Les souffrances et le sentiment d'injustice de Jonathan Delay, violé avant ses six ans par ses parents et un couple de voisins à Outreau, ont résonné à Rennes au 2ème jour du procès d'un des acquittés d'Outreau, Daniel Legrand, contre lequel il a maintenu ses accusations de viol.
"J'ai été victime de l'affaire Outreau", a déclaré à la cour Jonathan Delay, partie civile avec deux de ses frères à ce procès, en début d'après-midi. "J'ai le souvenir d'avoir été violé", a-t-il ajouté d'une voix grave, en veste grise, les cheveux soigneusement gominés.
Lorsque le président de la cour d'assises Philippe Dary lui demande par qui, il répond: "la loi ne me le permet pas, ils ont été acquittés", faisant référence, sans les nommer, à certains des 13 acquittés sur les 17 mis en examen dans l'affaire Outreau.
"Est-ce que Daniel Legrand fait partie des gens qui ont abusé de vous ?", demande M. Dary. "Oui", répond Jonathan Delay. "Je sais qu'il était là, je peux l'assurer qu'il était là, je ne suis pas là aujourd'hui devant vous pour mentir". Jonathan Delay n'a en revanche pas précisé les abus qu'il reproche à Daniel Legrand. "J'ai certaines images où je le vois chez mes parents", se contente-t-il d'expliquer.
Daniel Legrand - dont le père homonyme, décédé en 2012, était comme lui un des 13 acquittés d'Outreau - est poursuivi pour des accusations de viols retenues contre lui en 2003 sur les quatre fils Delay à l'issue de l'instruction initiale de l'affaire d'Outreau, menée par le juge Fabrice Burgaud. Des accusations qui n'avaient pas encore été jugées pour la période où il était mineur.
- 'Pour vous il en manque ?' -
Jonathan Delay a aussi réitéré le récit du meurtre d'une petite fille, évoqué par lui lors de l'instruction: il a réaffirmé que le corps avait été caché sous son lit.
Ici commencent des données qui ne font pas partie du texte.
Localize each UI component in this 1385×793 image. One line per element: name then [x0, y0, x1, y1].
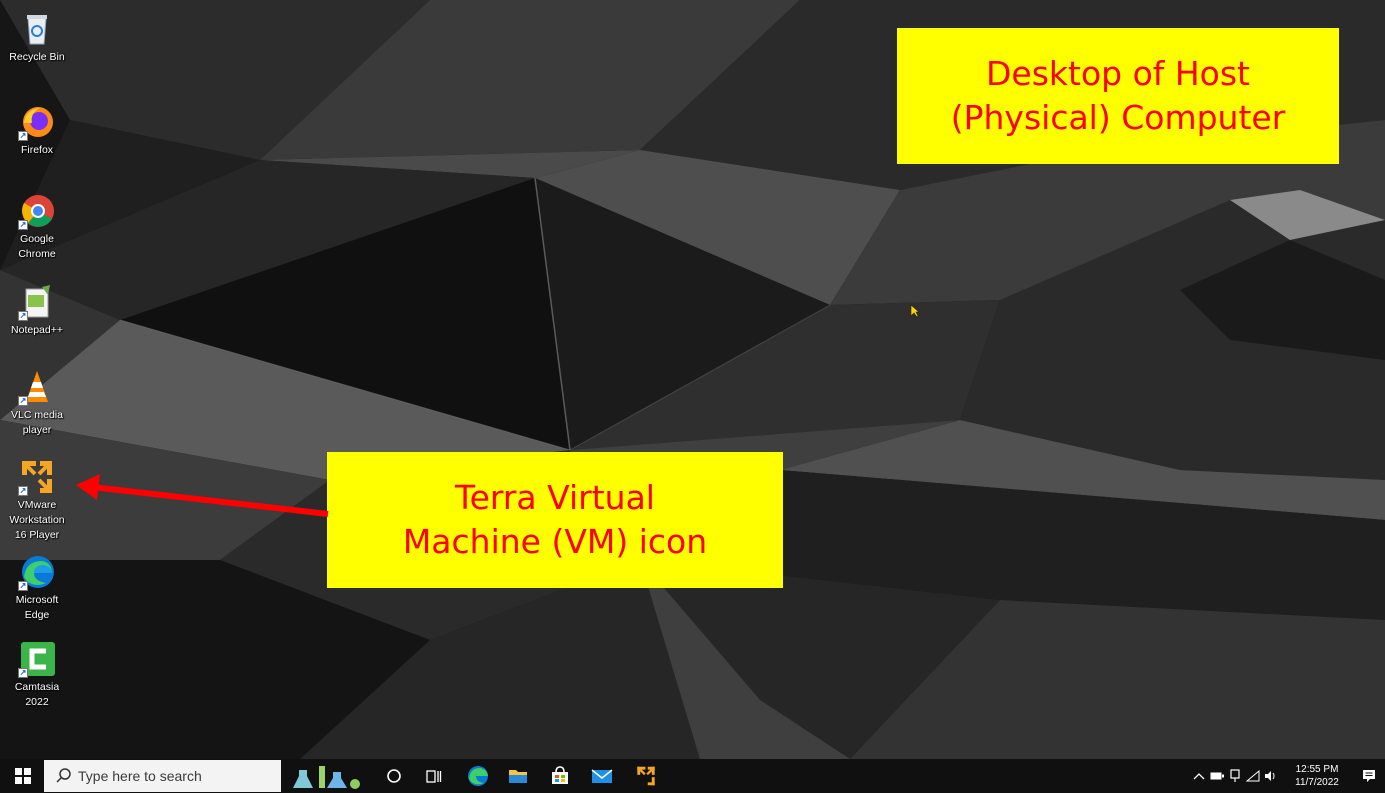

L'enquête, disjointe du dossier, sur cet homicide n'a jamais permis de retrouver de corps ou d'indice de disparition: elle a fait l'objet d'un non lieu en 2007.
Outre les souffrances endurées pour les viols et violences réitérés que ses parents et un couple de voisins lui ont fait endurer dès son plus jeune âge, ainsi qu'à ses trois frères, Jonathan a aussi exprimé le profond sentiment d'injustice qu'il a retenu de l'instruction puis des deux procès de 2004 et 2005.
"J'ai été écouté par plusieurs personnes à plusieurs moments, plusieurs reprises, pendant je ne sais combien de jours On m'a demandé de répondre à un certain nombre de questions S'en est suivi deux procès où +ils+ sont quasiment tous sortis et acquittés", a ainsi résumé Jonathan Delay.
Son père Thierry Delay a été condamné lors du premier procès à 20 ans de prison pour viols sur ses trois frères et lui. Sa mère a été condamnée à 15 ans, et un couple de voisins, qui ont aussi reconnu les faits, a également été condamné. Aucun n'a fait appel.
"Vous êtes une victime", s'est attaché à le rassurer le président Dary. De même le représentant du ministère public, Stéphane Cantero, s'est attaché à le rassurer sur son statut de victime qui "ne fait aucun doute" avant de rappeler: "mais aujourd'hui il s'agit de Daniel Legrand, qui a été acquitté deux fois pour les viols" qu'il était accusé d'avoir commis après ses 18 ans.
"Je ne mens pas", a fermement répondu Jonathan Delay. "Je ne sais même pas ce que j'ai à gagner de venir ici".
"Vous êtes victime de vos parents, on ne l'a pas assez dit, victime de Delplanque et Grenon (le couple de voisins condamnés, ndlr) et pour vous il en manque ?", lui a aussi demandé Me Frank Berton, un des avocats de Daniel Legrand. "Bien sûr", a répondu Jonathan, "acquitté ne veut pas dire innocent, j'ai le droit de le dire ?".
Dans la matinée, les difficultés et lacunes des auditions des enfants lors de l'instruction avaient été abordées devant la cour avec d'anciens enquêteurs.